I was sent a copy of  a new book called Rag and Bone and asked to review it. I read everything people send me as I reckon that’s one of the best ways to keep an open mind.

Rag and Bone is a book on relics. 
Now, if it’s about relics or incorrupt bodies of saints or miracles, I’m up for it. I’m intrigued by everything wonderful and wacky about religion. Whether it is serious or silly I’m delighted by it. Mother Theresa appearing in a bagel? Hindu elephant gods drinking milk? Apparitions of Mary or the golden tablets of the Mormons and the angel Moroni? Religion which denies the possibility of the supernatural isn’t religion at all, it’s rationalism. Religion involves the inexplicable, and I like the idea of sifting through it to sort out the divine from the devilish, the insane from the inspired and the fraud and fake from the genuine article.
Peter Manseau, the author of Rag and Bone, seems to have the same curious sensitivity. His book promises to explore the whole world of relics in every religion, and to introduce us to this particular type of peculiarity.
Manseau is editor of Search magazine–a non sectarian journal that explores the interface of faith and science. He is also a doctoral student and lecturer in religion at Georgetown. Once this is considered, Manseau’s approach is understandable.
He has not set out to write a devotional book that inspires the faithful, nor has he attempted a faith-based overview of the subject similar to Joan Caroll Cruz’s famous books on the incorrupt bodies of saints and Eucharistic miracles. Instead his book is part memoir, part travel book, part investigative journalism. He attempts an objective approach to the subject for the general reader. He comes at it from unusual angles and surprising starting places. This is both the book’s strength and it’s weakness. 
The book is an enjoyable read, and some of the fascination with relics is akin to the same instinct that makes us slow down for car wrecks. There’s something intriguingly vital and visceral about corpses, body parts and skeletons on display. I enjoyed Manseau’s travel stories and was interested in the other religions that venerate relics, but as a Catholic what seemed to be missing was a really in depth theological treatment of why we venerate relics. 
Manseau spent a good bit of time on the more ludicrous relic stories, (like the prepuce of Jesus) but I was looking for a serious consideration of the more amazing stories of genuinely incorrupt bodies and relics that seem to work miracles. I wanted him to discuss St Bernadette and St Charbel for example. I also wish he had spent more time on the grand daddy of all relics: the Shroud of Turin.

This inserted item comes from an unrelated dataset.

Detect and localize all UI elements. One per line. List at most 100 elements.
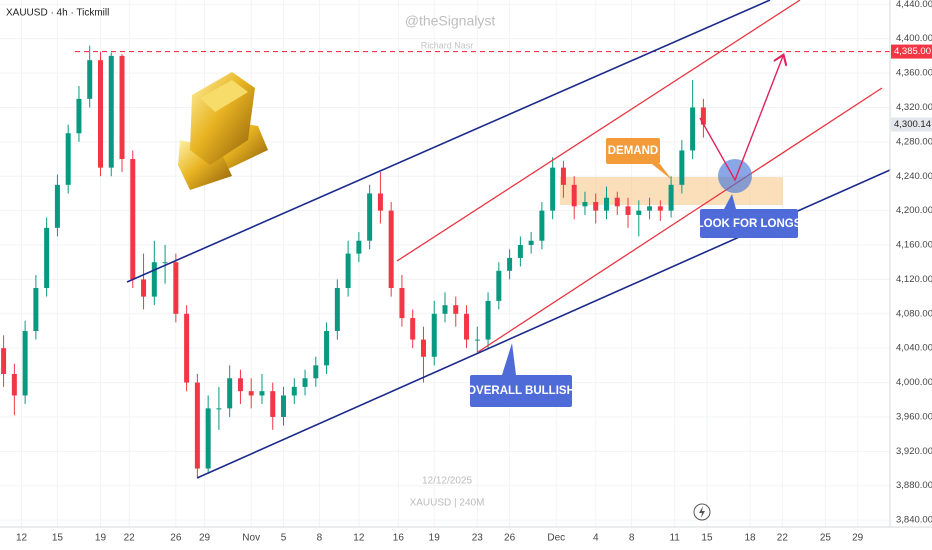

I enjoyed this book and recommend it, but I put the book down wishing that the author had been both more skeptical and more believing. He should have pushed harder to expose and dismiss the frauds and fakes, but he should also have pushed harder into the realm of the genuinely inexplicable, bizarre and stupendous. The book could have taken us more deeply into the realm of the unknown leaving us full of bemused wonder. As it is I felt I had paid a fleeting visit to a curious museum–a sort of ecclesiastical Ripley’s Believe it or Not. 
What I’m digging at is this: Manseau has written a good book. He writes well and is creative, but his standpoint remains within the detached, bemused, ‘objectivity’ of the world of conventional academia. Such a bizarre topic would have been better served with a more ‘off the wall’ style and standpoint. In other words, the book could have stood us on our heads, but I felt it only stood relics on their head.
Nevertheless, this is a good book which treats its subject with an openly pleasant curiosity and reverence. It is not an in depth, scholarly treatment of the subject. In the meantime, Rag and Bone is an enjoyable book on a fascinating subject. Give it a try.